According to federal authorities, Jose Alfredo Perez, 41, of Rohnert Park, built and supplied more than 20 AR-style rifles and ammunition to members of the Angelino Heights Sureño street gang in Santa Rosa, and was indicted last week on charges that include unlicensed manufacturing and firearms trafficking. He is in federal custody and is scheduled to appear tomorrow for arraignment and a detention hearing before U.S. Magistrate Judge Sallie Kim.
In a press release from the U.S. Attorney’s Office for the Northern District of California, investigators say officers recovered 11 unserialized assault weapons in January 2025. In April 2025, agents executed a search warrant at Perez’s residence and reported finding a makeshift firearms workshop in his tool shed and garage, stocked with kits, tools and machinery used to assemble AR-style rifles. Prosecutors allege Perez had certain parts that cannot legally be shipped to California routed to an out-of-state address, then brought into the state, where he allegedly built untraceable weapons for distribution.

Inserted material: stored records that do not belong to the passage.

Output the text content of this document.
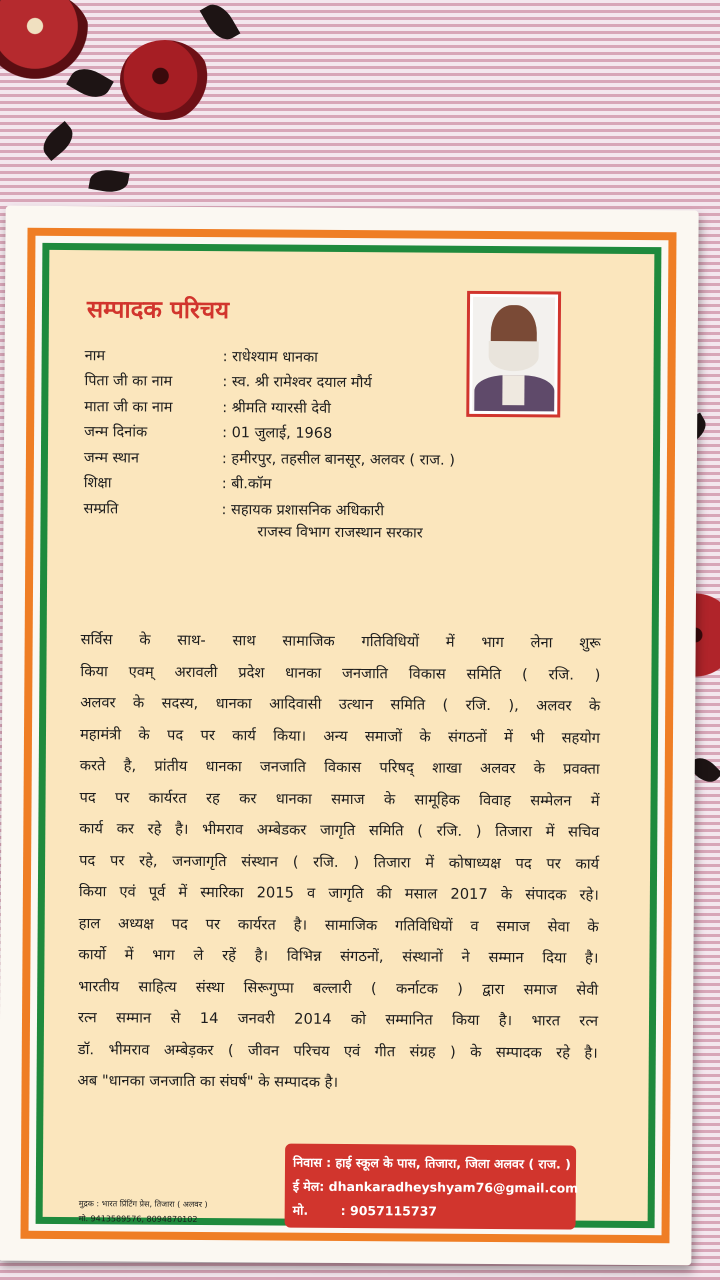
सम्पादक परिचय
नाम	: राधेश्याम धानका
पिता जी का नाम	: स्व. श्री रामेश्वर दयाल मौर्य
माता जी का नाम	: श्रीमति ग्यारसी देवी
जन्म दिनांक	: 01 जुलाई, 1968
जन्म स्थान	: हमीरपुर, तहसील बानसूर, अलवर ( राज. )
शिक्षा	: बी.कॉम
सम्प्रति	: सहायक प्रशासनिक अधिकारी
राजस्व विभाग राजस्थान सरकार

सर्विस के साथ- साथ सामाजिक गतिविधियों में भाग लेना शुरू
किया एवम् अरावली प्रदेश धानका जनजाति विकास समिति ( रजि. )
अलवर के सदस्य, धानका आदिवासी उत्थान समिति ( रजि. ), अलवर के
महामंत्री के पद पर कार्य किया। अन्य समाजों के संगठनों में भी सहयोग
करते है, प्रांतीय धानका जनजाति विकास परिषद् शाखा अलवर के प्रवक्ता
पद पर कार्यरत रह कर धानका समाज के सामूहिक विवाह सम्मेलन में
कार्य कर रहे है। भीमराव अम्बेडकर जागृति समिति ( रजि. ) तिजारा में सचिव
पद पर रहे, जनजागृति संस्थान ( रजि. ) तिजारा में कोषाध्यक्ष पद पर कार्य
किया एवं पूर्व में स्मारिका 2015 व जागृति की मसाल 2017 के संपादक रहे।
हाल अध्यक्ष पद पर कार्यरत है। सामाजिक गतिविधियों व समाज सेवा के
कार्यो में भाग ले रहें है। विभिन्न संगठनों, संस्थानों ने सम्मान दिया है।
भारतीय साहित्य संस्था सिरूगुप्पा बल्लारी ( कर्नाटक ) द्वारा समाज सेवी
रत्न सम्मान से 14 जनवरी 2014 को सम्मानित किया है। भारत रत्न
डॉ. भीमराव अम्बेड़कर ( जीवन परिचय एवं गीत संग्रह ) के सम्पादक रहे है।
अब "धानका जनजाति का संघर्ष" के सम्पादक है।

मुद्रक : भारत प्रिंटिंग प्रेस, तिजारा ( अलवर )
मो. 9413589576, 8094870102
निवास :
हाई स्कूल के पास, तिजारा, जिला अलवर ( राज. )
ई मेल : dhankaradheyshyam76@gmail.com
मो.	: 9057115737
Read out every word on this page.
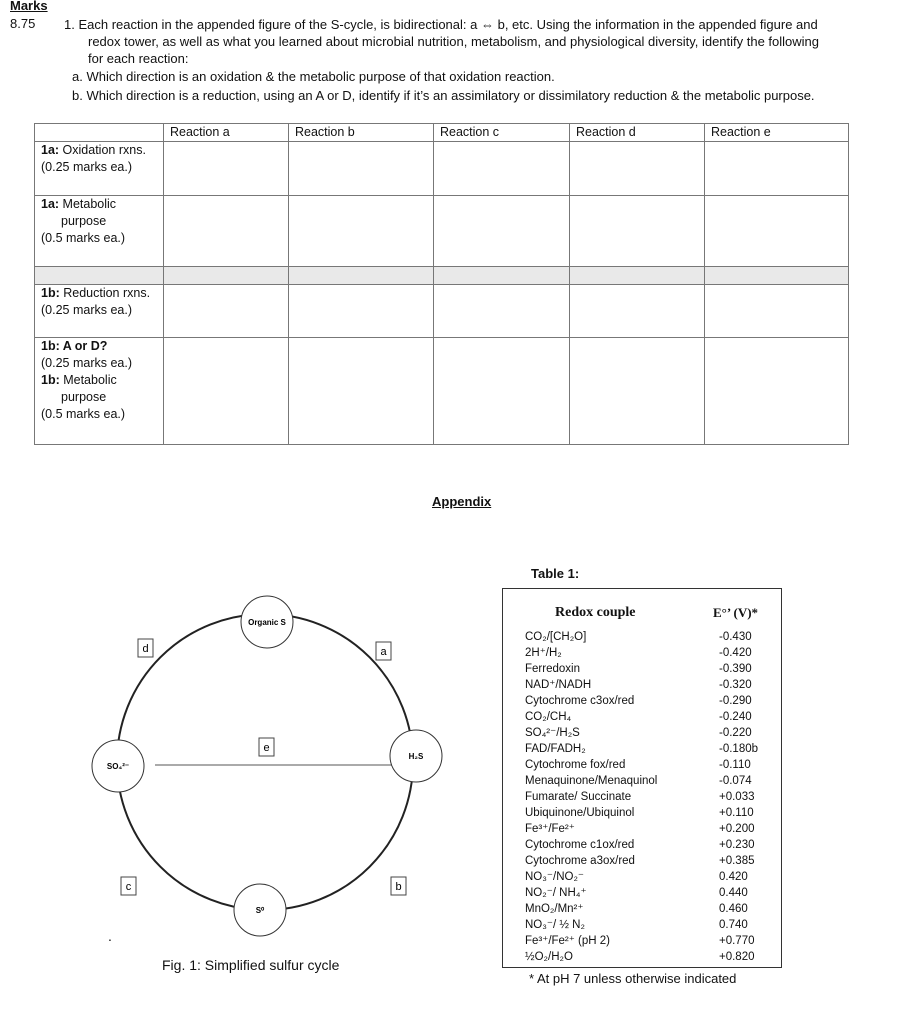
Marks
8.75 1. Each reaction in the appended figure of the S-cycle, is bidirectional: a ⇔ b, etc. Using the information in the appended figure and
redox tower, as well as what you learned about microbial nutrition, metabolism, and physiological diversity, identify the following
for each reaction:
a. Which direction is an oxidation & the metabolic purpose of that oxidation reaction.
b. Which direction is a reduction, using an A or D, identify if it’s an assimilatory or dissimilatory reduction & the metabolic purpose.
	Reaction a	Reaction b	Reaction c	Reaction d	Reaction e
1a: Oxidation rxns.
(0.25 marks ea.)					
1a: Metabolic
purpose
(0.5 marks ea.)					

1b: Reduction rxns.
(0.25 marks ea.)					
1b: A or D?
(0.25 marks ea.)
1b: Metabolic
purpose
(0.5 marks ea.)					
Appendix
Organic S
SO₄²⁻
H₂S
S⁰
a
b
c
d
e
.
Fig. 1: Simplified sulfur cycle
Table 1:
Redox couple	E°’ (V)*
CO₂/[CH₂O]	-0.430
2H⁺/H₂	-0.420
Ferredoxin	-0.390
NAD⁺/NADH	-0.320
Cytochrome c3ox/red	-0.290
CO₂/CH₄	-0.240
SO₄²⁻/H₂S	-0.220
FAD/FADH₂	-0.180b
Cytochrome fox/red	-0.110
Menaquinone/Menaquinol	-0.074
Fumarate/ Succinate	+0.033
Ubiquinone/Ubiquinol	+0.110
Fe³⁺/Fe²⁺	+0.200
Cytochrome c1ox/red	+0.230
Cytochrome a3ox/red	+0.385
NO₃⁻/NO₂⁻	0.420
NO₂⁻/ NH₄⁺	0.440
MnO₂/Mn²⁺	0.460
NO₃⁻/ ½ N₂	0.740
Fe³⁺/Fe²⁺ (pH 2)	+0.770
½O₂/H₂O	+0.820
* At pH 7 unless otherwise indicated
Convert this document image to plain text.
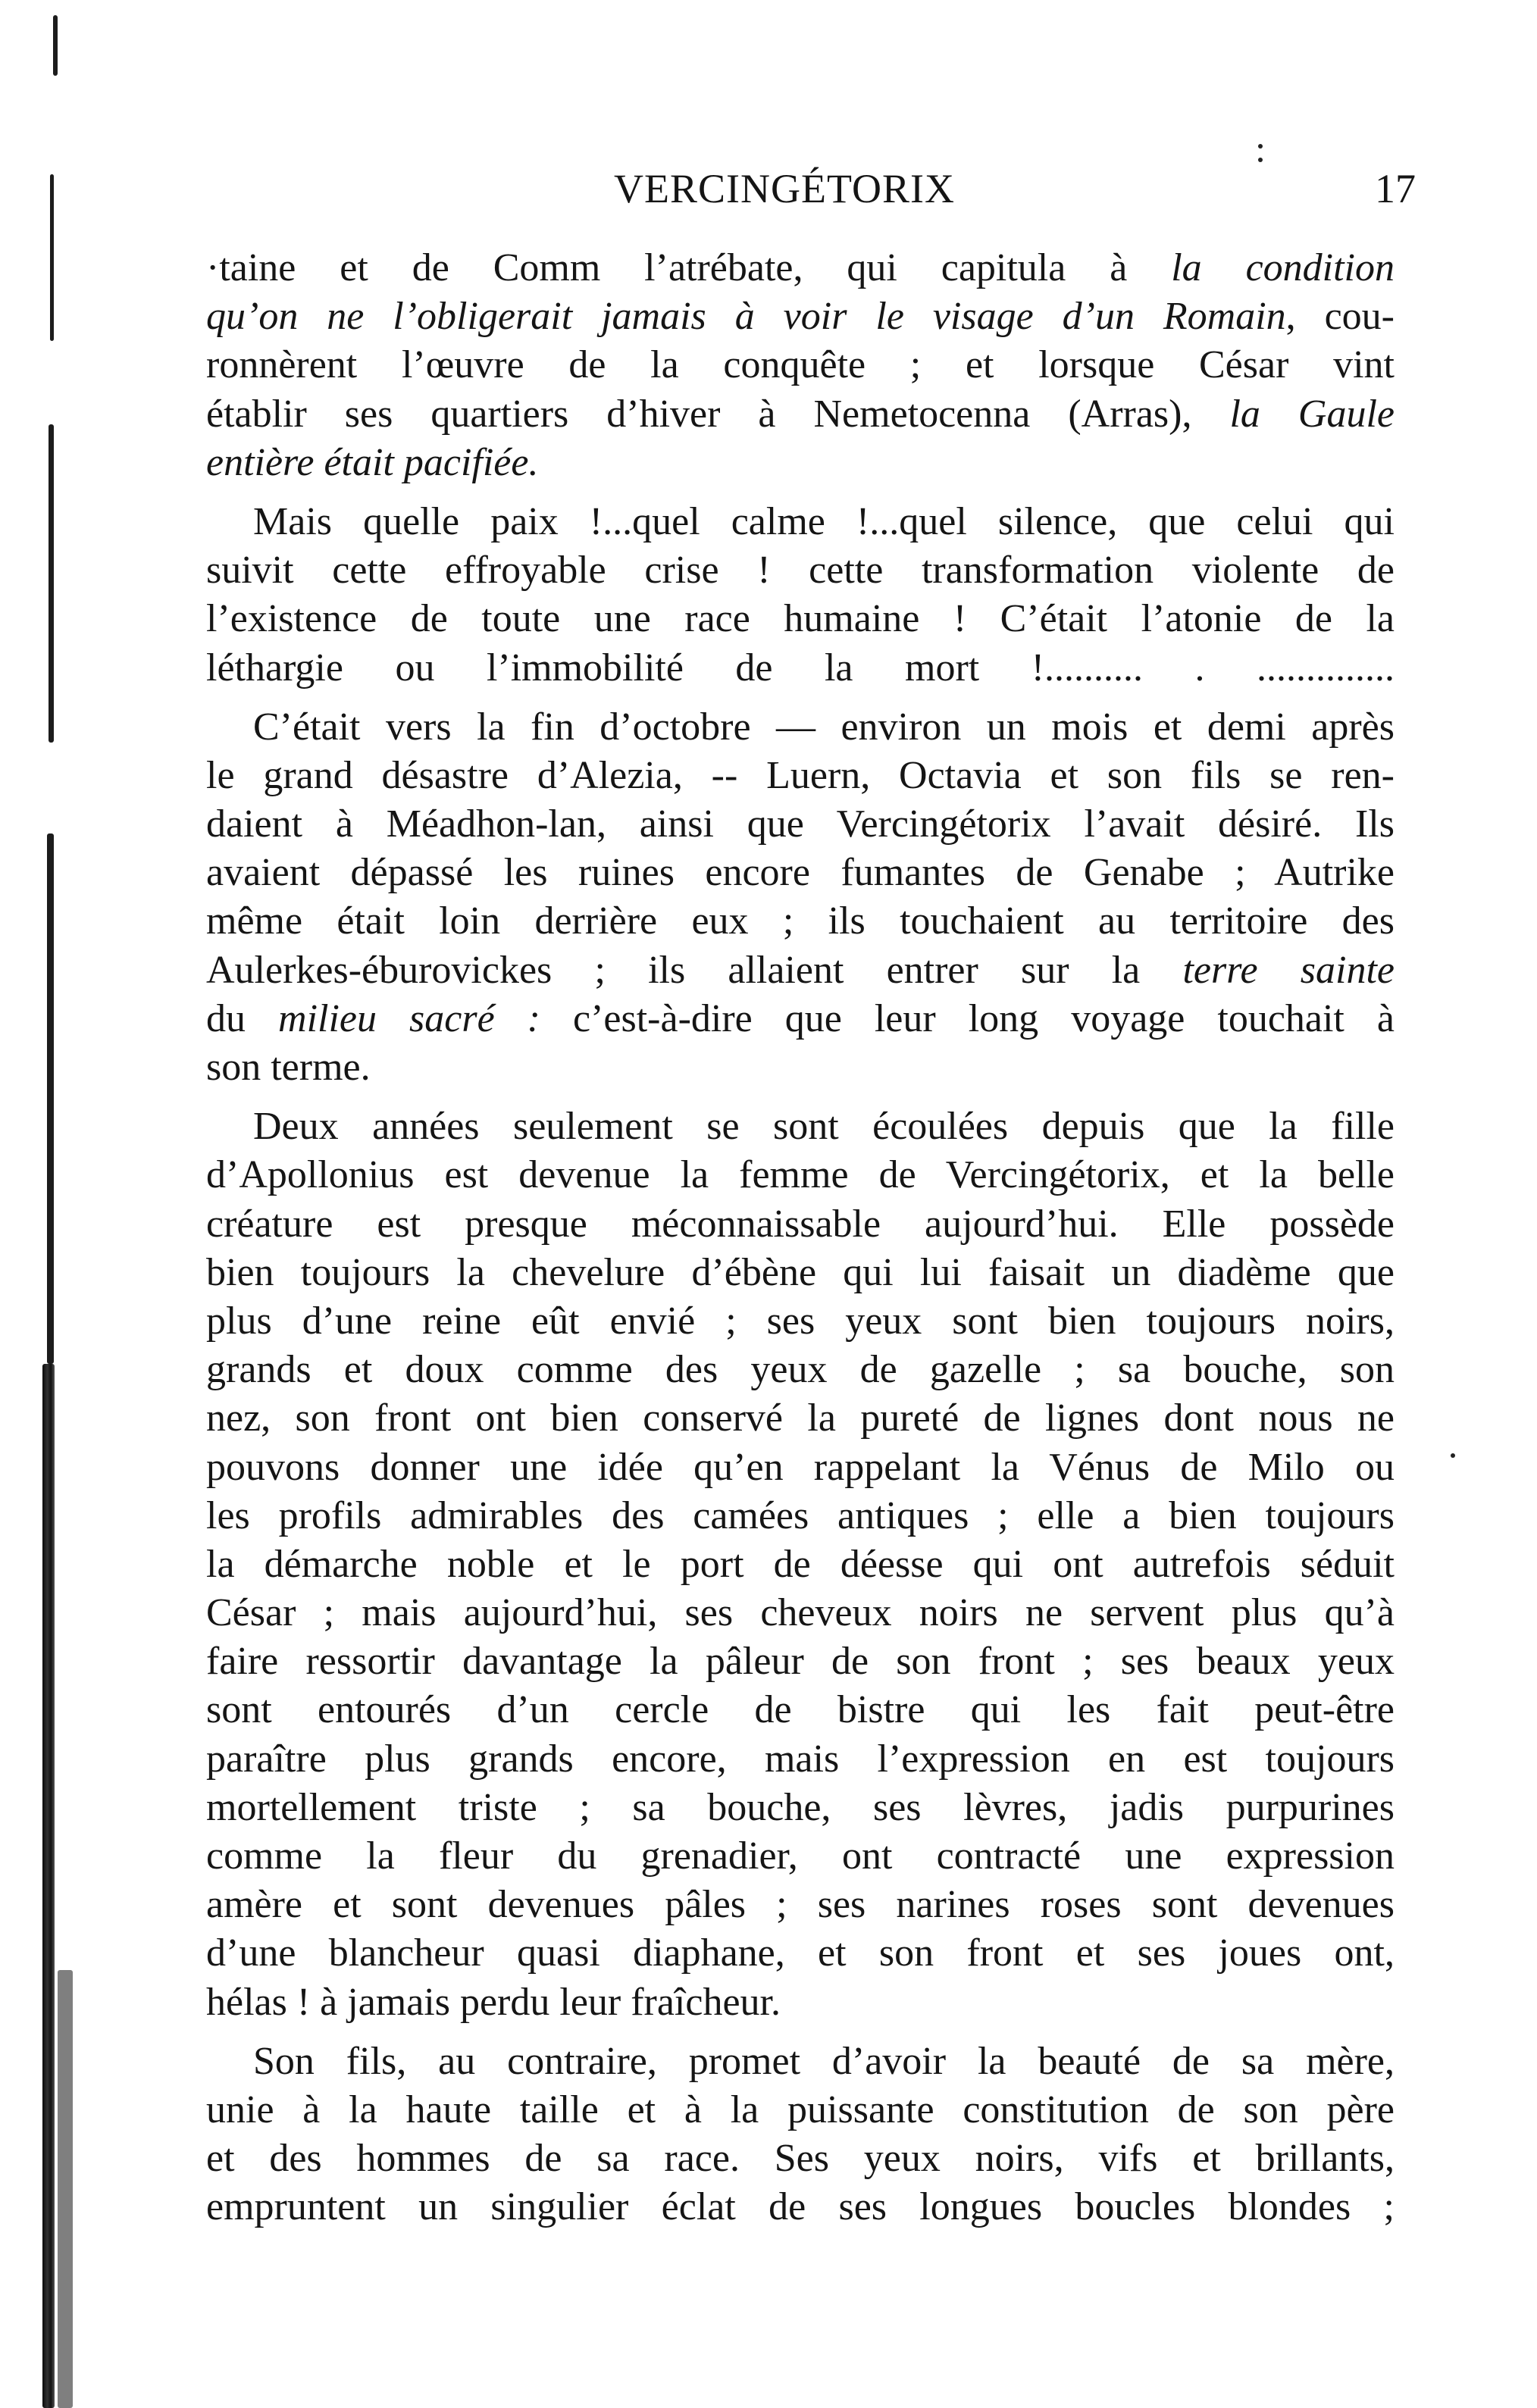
VERCINGÉTORIX	17
·taine et de Comm l’atrébate, qui capitula à la condition
qu’on ne l’obligerait jamais à voir le visage d’un Romain, cou-
ronnèrent l’œuvre de la conquête ; et lorsque César vint
établir ses quartiers d’hiver à Nemetocenna (Arras), la Gaule
entière était pacifiée.
Mais quelle paix !...quel calme !...quel silence, que celui qui
suivit cette effroyable crise ! cette transformation violente de
l’existence de toute une race humaine ! C’était l’atonie de la
léthargie ou l’immobilité de la mort !.......... . ..............
C’était vers la fin d’octobre — environ un mois et demi après
le grand désastre d’Alezia, -- Luern, Octavia et son fils se ren-
daient à Méadhon-lan, ainsi que Vercingétorix l’avait désiré. Ils
avaient dépassé les ruines encore fumantes de Genabe ; Autrike
même était loin derrière eux ; ils touchaient au territoire des
Aulerkes-éburovickes ; ils allaient entrer sur la terre sainte
du milieu sacré : c’est-à-dire que leur long voyage touchait à
son terme.
Deux années seulement se sont écoulées depuis que la fille
d’Apollonius est devenue la femme de Vercingétorix, et la belle
créature est presque méconnaissable aujourd’hui. Elle possède
bien toujours la chevelure d’ébène qui lui faisait un diadème que
plus d’une reine eût envié ; ses yeux sont bien toujours noirs,
grands et doux comme des yeux de gazelle ; sa bouche, son
nez, son front ont bien conservé la pureté de lignes dont nous ne
pouvons donner une idée qu’en rappelant la Vénus de Milo ou
les profils admirables des camées antiques ; elle a bien toujours
la démarche noble et le port de déesse qui ont autrefois séduit
César ; mais aujourd’hui, ses cheveux noirs ne servent plus qu’à
faire ressortir davantage la pâleur de son front ; ses beaux yeux
sont entourés d’un cercle de bistre qui les fait peut-être
paraître plus grands encore, mais l’expression en est toujours
mortellement triste ; sa bouche, ses lèvres, jadis purpurines
comme la fleur du grenadier, ont contracté une expression
amère et sont devenues pâles ; ses narines roses sont devenues
d’une blancheur quasi diaphane, et son front et ses joues ont,
hélas ! à jamais perdu leur fraîcheur.
Son fils, au contraire, promet d’avoir la beauté de sa mère,
unie à la haute taille et à la puissante constitution de son père
et des hommes de sa race. Ses yeux noirs, vifs et brillants,
empruntent un singulier éclat de ses longues boucles blondes ;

How prosecutors say the scheme worked
Authorities say those workarounds, using intermediary addresses and kit parts, allowed the operation to slip past ordinary shipping and background-check safeguards and produce unserialized weapons that are difficult to trace back to buyers. That explanation, along with details of the charges, was also laid out in coverage by SFGATE.
Charges and possible penalties
The indictment includes counts of unlicensed manufacturing and dealing of firearms as well as multiple counts of firearms trafficking. According to the U.S. Attorney’s Office, a conviction on the unlicensed-manufacturing charge carries a maximum of five years in prison and a $250,000 fine, while each firearms-trafficking count carries a maximum of 15 years in prison and a $250,000 fine.
Why this matters locally
Unserialized “ghost” guns are especially troublesome for investigators because they carry no serial numbers and are harder to trace, and law enforcement agencies around the Bay Area have reported recovering more of these weapons in recent years. State officials have been trying to slow the flow of kits and precursor parts into California, with the California Department of Justice and local prosecutors pursuing judgments and regulations aimed at blocking suppliers that facilitate illegal assembly.
Perez remains in federal custody ahead of his arraignment Wednesday. Prosecutors say the investigation was led by the Homeland Security Task Force’s Core Region 2 with assistance from the FBI, the California Highway Patrol and the Santa Rosa Police Department, as reported by SFGATE. Assistant U.S. Attorney Jared Buszin is prosecuting the case. An indictment is only an allegation, and Perez is presumed innocent until proven guilty in court.